Thursday, October 22, 2009

Ben Jonson Roundtable

Sarah's computer suffered a malfunction before she had a chance to post, so that'll be coming along a little bit later. Fortunately mine is still going strong (knock on wood), and to get out of the Blackfriars stage for a bit, I'm going to the Ben Jonson Roundtable. These papers are presented in a slightly less formal setting, and you'll have to forgive me for not getting the names of the papers (they weren't printed in the program).

Arnold Preussner

The brief appearance of Lovewit's neighbors drive the metatheatricality in The Alchemist. The fact that Lovewit has neighbors is introduced in 1.1 by Dol trying to keep the noise down so it doesn't disturb the neighbors, and their reappearance in the fifth act guides the resolution of the play. The neighbors are certainly a transitional device, but their metatheatrical significance extends beyond the playhouse.

On a macro-level the neighbors may refer to the literal neighbors of the Blackfriars. Petitions against the original Blackfriars included accusations that the neighborhood would be disturbed by the players. They thus become the textual representatives of those opposed to the theatre, and Jonson shows the neighbors as no better than those whom they declaim.

Casey Caldwell

Casey examines a close reading of Jonson's "Inviting a Friend to Dinner" and compares it to 1.2 of 1H4 to explore the way these operate against a political and financial background, the role that names play relevant to friendship, and the essential and yet asymmetrical role in which rivalry is relevant to the friendship.

While Jonson ostensibly is inviting a specific friend, the indefinite article "a" in the title can suggest this invitation as being more generic. The name of the individual invited is not mentioned in the poem, but Jonson spends significant lines devoted to descriptions of the food. Caldwell reads in these lines an aggressive move in the poem, when Jonson asserts that the dinner will only be perfect if the invitation is properly accepted.

Jonson, in not using any names, might suggest a more intimate friendship, but the subtle tests in the poem could also be demonstrative of a friendship strained. Hal, in using Falsaff's proper name and dodging answers to his questions, can likewise be indicating a distance between the two men.

Nolan Carey

When a public figure is shadowed, this can be considered to be impersonation on the early modern stage. Jonson seems to have commonly used impersonations of London figures in his plays. Carey cites Poetaster's references to John Marston. Jonson was called before he privy council, or actually arrested for his use of impersonation on several occasions. The Isle of Dogs and Eastward, Ho! scandals being two notable examples. This is particularly noteworthy because Jonson "was one death away" from becoming the Master of the Revels. His mode of impersonation evolved from gross satire and created the idea of the parallelograph: "where all the characters in the play represent" actual living persons.

Andrea Kelly

"Ben Jonson did more in hi writing to do away with women than to have a way with women." Through Kelly's comparative readings on Jonson's writing, she hopes to explore his "view of women in their natural state." He excoriates women for exhibiting squeamishness at motherhood, and is uncomplimentary toward women who wear makeup.

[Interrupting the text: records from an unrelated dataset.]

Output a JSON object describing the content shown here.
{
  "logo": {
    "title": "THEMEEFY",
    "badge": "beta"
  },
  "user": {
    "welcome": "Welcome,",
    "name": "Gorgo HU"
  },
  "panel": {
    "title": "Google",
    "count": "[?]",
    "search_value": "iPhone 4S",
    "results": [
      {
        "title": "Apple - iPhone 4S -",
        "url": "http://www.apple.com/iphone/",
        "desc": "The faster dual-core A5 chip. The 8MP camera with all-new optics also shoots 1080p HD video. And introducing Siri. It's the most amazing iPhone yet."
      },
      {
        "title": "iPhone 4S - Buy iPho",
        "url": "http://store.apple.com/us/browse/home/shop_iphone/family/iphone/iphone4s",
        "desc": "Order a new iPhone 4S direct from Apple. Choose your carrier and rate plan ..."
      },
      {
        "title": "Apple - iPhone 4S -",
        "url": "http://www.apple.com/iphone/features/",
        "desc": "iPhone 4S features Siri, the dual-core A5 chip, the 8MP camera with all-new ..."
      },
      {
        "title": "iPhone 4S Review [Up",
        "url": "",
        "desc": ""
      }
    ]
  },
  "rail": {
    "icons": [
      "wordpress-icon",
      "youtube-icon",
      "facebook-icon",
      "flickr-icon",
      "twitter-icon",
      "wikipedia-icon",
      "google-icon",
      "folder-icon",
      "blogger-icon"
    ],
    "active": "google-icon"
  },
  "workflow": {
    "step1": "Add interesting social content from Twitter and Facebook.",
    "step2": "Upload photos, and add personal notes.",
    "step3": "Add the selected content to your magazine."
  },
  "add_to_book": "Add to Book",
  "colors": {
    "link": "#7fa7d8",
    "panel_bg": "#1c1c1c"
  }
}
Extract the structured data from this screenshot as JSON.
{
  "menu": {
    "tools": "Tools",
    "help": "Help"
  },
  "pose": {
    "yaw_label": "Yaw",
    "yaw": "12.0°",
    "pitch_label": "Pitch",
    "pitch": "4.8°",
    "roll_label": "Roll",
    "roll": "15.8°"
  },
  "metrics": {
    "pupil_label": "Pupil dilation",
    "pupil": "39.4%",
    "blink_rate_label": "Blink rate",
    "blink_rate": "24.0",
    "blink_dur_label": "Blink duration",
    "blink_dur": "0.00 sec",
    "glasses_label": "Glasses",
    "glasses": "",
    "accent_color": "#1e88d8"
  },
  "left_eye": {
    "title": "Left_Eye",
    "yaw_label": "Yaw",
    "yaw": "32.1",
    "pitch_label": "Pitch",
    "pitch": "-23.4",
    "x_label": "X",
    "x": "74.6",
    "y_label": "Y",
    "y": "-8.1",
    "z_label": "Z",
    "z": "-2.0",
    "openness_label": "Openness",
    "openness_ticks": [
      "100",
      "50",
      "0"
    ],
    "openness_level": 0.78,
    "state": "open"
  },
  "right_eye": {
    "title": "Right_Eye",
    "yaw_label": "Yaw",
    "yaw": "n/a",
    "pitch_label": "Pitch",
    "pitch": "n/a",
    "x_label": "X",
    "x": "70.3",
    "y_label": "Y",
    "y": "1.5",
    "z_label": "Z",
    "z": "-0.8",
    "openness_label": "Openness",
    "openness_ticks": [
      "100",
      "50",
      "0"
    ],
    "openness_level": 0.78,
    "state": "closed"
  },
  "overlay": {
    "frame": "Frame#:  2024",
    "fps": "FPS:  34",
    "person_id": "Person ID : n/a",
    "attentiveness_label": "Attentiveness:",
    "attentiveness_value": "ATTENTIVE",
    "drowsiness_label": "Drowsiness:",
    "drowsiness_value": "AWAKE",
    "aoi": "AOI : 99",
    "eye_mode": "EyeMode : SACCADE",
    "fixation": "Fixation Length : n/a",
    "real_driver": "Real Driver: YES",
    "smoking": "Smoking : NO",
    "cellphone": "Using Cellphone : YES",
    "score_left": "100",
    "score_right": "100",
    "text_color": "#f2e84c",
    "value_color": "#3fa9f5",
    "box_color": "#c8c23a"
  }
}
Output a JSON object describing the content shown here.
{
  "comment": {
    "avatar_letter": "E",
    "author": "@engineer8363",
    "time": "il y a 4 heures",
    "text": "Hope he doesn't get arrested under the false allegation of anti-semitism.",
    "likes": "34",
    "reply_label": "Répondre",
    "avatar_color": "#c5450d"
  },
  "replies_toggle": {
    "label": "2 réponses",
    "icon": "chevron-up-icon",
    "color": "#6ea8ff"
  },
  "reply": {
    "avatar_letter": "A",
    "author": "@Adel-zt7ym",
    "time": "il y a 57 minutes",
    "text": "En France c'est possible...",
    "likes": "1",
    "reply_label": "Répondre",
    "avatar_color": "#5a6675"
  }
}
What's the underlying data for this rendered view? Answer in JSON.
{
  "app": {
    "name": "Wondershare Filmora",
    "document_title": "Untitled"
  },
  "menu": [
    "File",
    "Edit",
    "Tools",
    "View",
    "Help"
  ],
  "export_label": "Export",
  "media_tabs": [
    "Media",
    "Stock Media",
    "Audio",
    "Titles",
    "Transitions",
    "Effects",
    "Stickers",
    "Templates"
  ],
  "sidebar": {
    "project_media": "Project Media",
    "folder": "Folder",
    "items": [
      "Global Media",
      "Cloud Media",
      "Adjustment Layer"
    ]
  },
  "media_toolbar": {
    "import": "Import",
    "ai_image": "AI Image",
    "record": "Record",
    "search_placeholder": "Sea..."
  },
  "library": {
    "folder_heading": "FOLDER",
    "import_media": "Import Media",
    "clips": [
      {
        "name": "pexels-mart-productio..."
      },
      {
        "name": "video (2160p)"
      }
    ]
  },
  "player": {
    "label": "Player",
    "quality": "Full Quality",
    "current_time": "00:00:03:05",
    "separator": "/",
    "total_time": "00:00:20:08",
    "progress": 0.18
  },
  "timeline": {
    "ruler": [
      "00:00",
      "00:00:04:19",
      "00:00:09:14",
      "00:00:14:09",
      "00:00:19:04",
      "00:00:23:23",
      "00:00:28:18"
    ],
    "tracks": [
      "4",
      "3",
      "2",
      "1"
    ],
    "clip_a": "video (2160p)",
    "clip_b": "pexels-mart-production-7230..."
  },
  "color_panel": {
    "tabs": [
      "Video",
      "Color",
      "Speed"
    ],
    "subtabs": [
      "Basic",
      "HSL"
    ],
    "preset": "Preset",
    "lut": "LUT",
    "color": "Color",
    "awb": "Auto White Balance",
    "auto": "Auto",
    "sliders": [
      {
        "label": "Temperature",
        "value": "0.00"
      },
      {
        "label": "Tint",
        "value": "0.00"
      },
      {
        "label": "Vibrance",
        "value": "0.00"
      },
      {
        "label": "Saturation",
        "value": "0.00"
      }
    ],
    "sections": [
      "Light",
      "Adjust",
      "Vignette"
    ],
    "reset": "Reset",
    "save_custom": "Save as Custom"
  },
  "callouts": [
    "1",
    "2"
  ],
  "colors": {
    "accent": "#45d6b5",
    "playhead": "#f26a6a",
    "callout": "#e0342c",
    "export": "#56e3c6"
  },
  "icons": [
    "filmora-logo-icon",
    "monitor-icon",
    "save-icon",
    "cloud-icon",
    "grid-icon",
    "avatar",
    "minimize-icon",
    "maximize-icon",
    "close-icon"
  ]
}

In childloss poetry, mothers are commonly blamed and demonized (by themselves and others), and reflects the "eternal consequence of gestation." In his own childloss poetry, Jonson does not treat his wife in this way. There was a social consciousness about childloss poetry, and there were three basic items in common. Parents resigned themselves to God's will, the child offered as lost property, and the sin of the parents being visited on the children. This manifests itself in the idea of the child being lent to the parents from God, and thus its loss is not to be mourned, the faith of the mother dies and produces the dead child, and juxtapositions of mother and father, the mother leading to death and the father leading to heaven. Jonson, on the other hand, presents himself and his wife as a parental unit, tears being the appropriate response, and places the blame of the death on himself.

Jonson, in the bulk of his poetry, is mistrustful and disdainful of women who step beyond the bounds of his conception of feminine modesty, but within the view of their natural environment, and grief at the loss of a child is part of that, he finds no fault in them.

Brian Herek

Herek makes the argument that John Donne was influenced by the theatre, and have been misinterpreted by scholars who overlook his Roman interests and sociopolitical events of the day. The first satire he writes is possibly a satire of one of (his friend) Jonson's plays. Donne has a very low esteem for actors and playwrights, as evidenced by his writing. "Given Donne's friendship with Jonson and familiarity with theatrical scandals, we can't deny his interest" in theatre and its practices. The Flea, is perhaps better read as a satire of theatrical rather than religious practice.

That about does it for the second day of the Blackfriars conference. I see ya'll tomorrow!